Internal Revenue Service Requirements for Tax Exemption

     E.1. Notwithstanding any other provisions of these articles, the association is organized exclusively for one or more of the purposes as specified in §501(c)(3) of the Internal Revenue Code of 1986, as amended, and shall not carry on any activities not permitted to be carried on by an association exempt from Federal income tax under IRS §501(c)(3) or corresponding provisions of any subsequent Federal Tax Laws.

     No part of the net earnings of the association shall inure to the benefit of any member, trustee, director, officer of the association, or any private individual (except that reasonable compensation may be paid for services rendered to or for the association), and no member, trustee, officer of the association or any private individual shall be entitled to share in the distribution of any of the association's assets on dissolution of the association.

     No substantial part of the activities of the association shall be carrying on propaganda or otherwise attempting to influence legislation [except as otherwise provided by IRC§501(h)], and the association shall not participate in or intervene in (including the publication or distribution of statements) any political campaign on behalf of any candidates for public office.

     In the event of dissolution, all of the remaining assets and property of the association shall, after payment of necessary expenses thereof, be distributed to such organizations as shall qualify under IRC§501(c)(3) of 1986, as amended, or corresponding provisions of any future Federal tax code.

     In any taxable year in which the association is a private foundation as described in IRC§509(a), the association shall distribute its income for said period at such time and manner as not to subject it to tax under IRC§4942, and the association shall not (a) engage in any act of self-dealing as defined in IRC§4941(d), retain any excess business holdings as defined in IRC§4943(c),  (b) make any investments in such manner as to subject the association to tax under IRC§4944 or (c) make any taxable expenditures as defined in IRC§4945(d) or corresponding provisions of any subsequent Federal Tax Laws.

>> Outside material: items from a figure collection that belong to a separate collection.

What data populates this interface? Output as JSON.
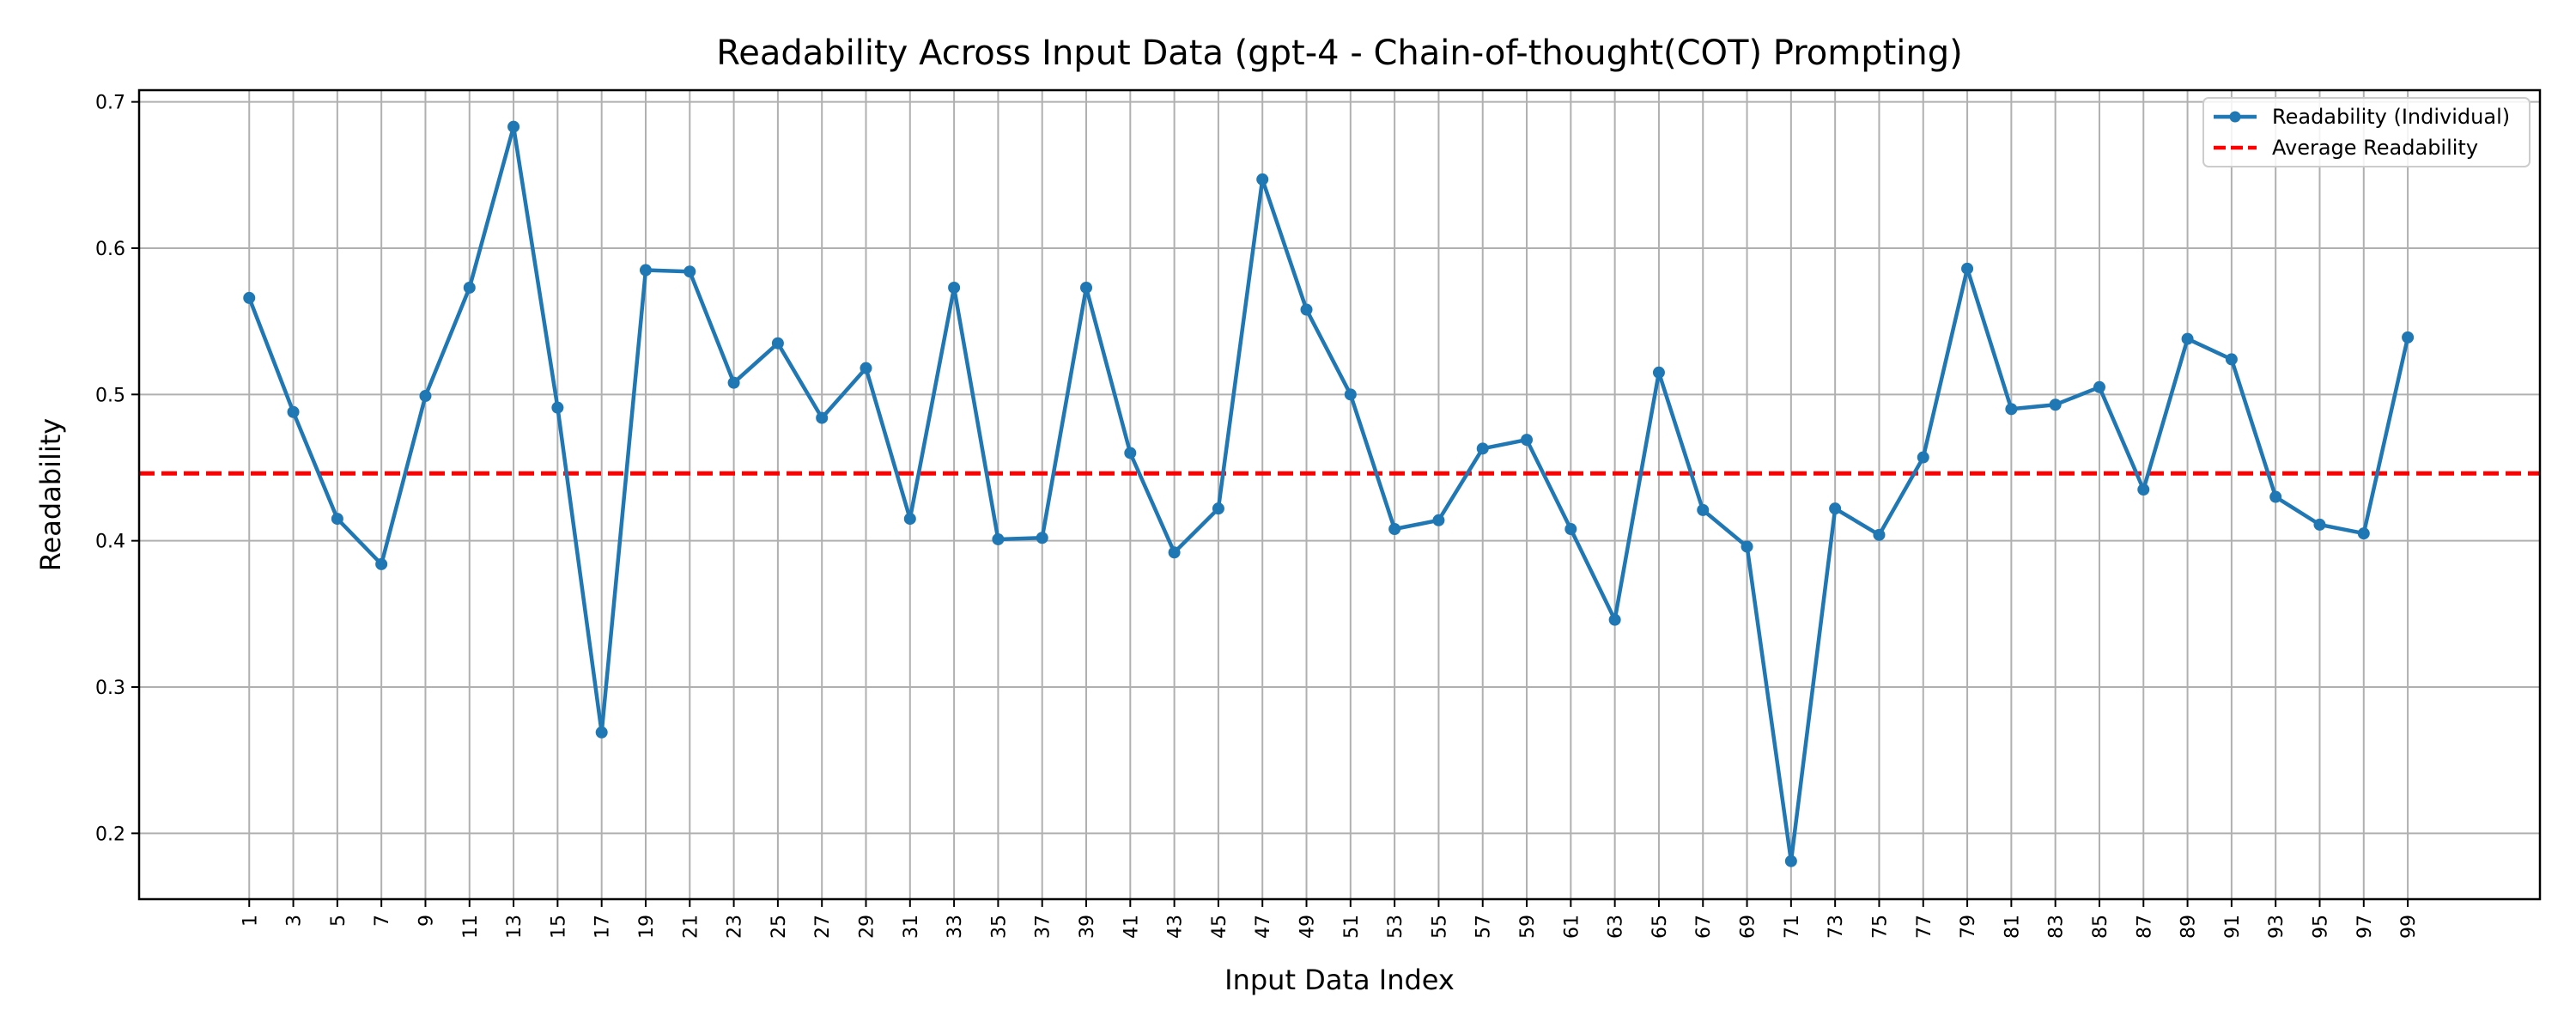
{
  "chart_data": {
    "type": "line",
    "title": "Readability Across Input Data (gpt-4 - Chain-of-thought(COT) Prompting)",
    "xlabel": "Input Data Index",
    "ylabel": "Readability",
    "xlim": [
      -4,
      105
    ],
    "ylim": [
      0.155,
      0.708
    ],
    "yticks": [
      0.2,
      0.3,
      0.4,
      0.5,
      0.6,
      0.7
    ],
    "ytick_labels": [
      "0.2",
      "0.3",
      "0.4",
      "0.5",
      "0.6",
      "0.7"
    ],
    "xticks": [
      1,
      3,
      5,
      7,
      9,
      11,
      13,
      15,
      17,
      19,
      21,
      23,
      25,
      27,
      29,
      31,
      33,
      35,
      37,
      39,
      41,
      43,
      45,
      47,
      49,
      51,
      53,
      55,
      57,
      59,
      61,
      63,
      65,
      67,
      69,
      71,
      73,
      75,
      77,
      79,
      81,
      83,
      85,
      87,
      89,
      91,
      93,
      95,
      97,
      99
    ],
    "xtick_labels": [
      "1",
      "3",
      "5",
      "7",
      "9",
      "11",
      "13",
      "15",
      "17",
      "19",
      "21",
      "23",
      "25",
      "27",
      "29",
      "31",
      "33",
      "35",
      "37",
      "39",
      "41",
      "43",
      "45",
      "47",
      "49",
      "51",
      "53",
      "55",
      "57",
      "59",
      "61",
      "63",
      "65",
      "67",
      "69",
      "71",
      "73",
      "75",
      "77",
      "79",
      "81",
      "83",
      "85",
      "87",
      "89",
      "91",
      "93",
      "95",
      "97",
      "99"
    ],
    "grid": true,
    "legend_position": "top-right",
    "series": [
      {
        "name": "Readability (Individual)",
        "color": "#1f77b4",
        "style": "solid-line-with-dot-markers",
        "x": [
          1,
          3,
          5,
          7,
          9,
          11,
          13,
          15,
          17,
          19,
          21,
          23,
          25,
          27,
          29,
          31,
          33,
          35,
          37,
          39,
          41,
          43,
          45,
          47,
          49,
          51,
          53,
          55,
          57,
          59,
          61,
          63,
          65,
          67,
          69,
          71,
          73,
          75,
          77,
          79,
          81,
          83,
          85,
          87,
          89,
          91,
          93,
          95,
          97,
          99
        ],
        "values": [
          0.566,
          0.488,
          0.415,
          0.384,
          0.499,
          0.573,
          0.683,
          0.491,
          0.269,
          0.585,
          0.584,
          0.508,
          0.535,
          0.484,
          0.518,
          0.415,
          0.573,
          0.401,
          0.402,
          0.573,
          0.46,
          0.392,
          0.422,
          0.647,
          0.558,
          0.5,
          0.408,
          0.414,
          0.463,
          0.469,
          0.408,
          0.346,
          0.515,
          0.421,
          0.396,
          0.181,
          0.422,
          0.404,
          0.457,
          0.586,
          0.49,
          0.493,
          0.505,
          0.435,
          0.538,
          0.524,
          0.43,
          0.411,
          0.405,
          0.539
        ]
      },
      {
        "name": "Average Readability",
        "color": "#ff0000",
        "style": "dashed-line",
        "values": [
          0.446
        ]
      }
    ]
  }
}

     The wording and content of this section may change from time to time to comply with current IRS requirements.

Amendments

      F.1.  This Charter may be amended by sixty percent (60%) of the full paid membership in good standing whose vote is received within the specified time period.  The proposed amendment must be first approved by the Board of Directors, and shall be sent to all members electronically, if possible, with a ballot and request that all votes reach the Board’s designated party within 14, but not later than 21, calendar days from the date the proposed amendment is sent.

1 The advisors were Debby and Marty Krim, John Mautner, and Herb Siegel.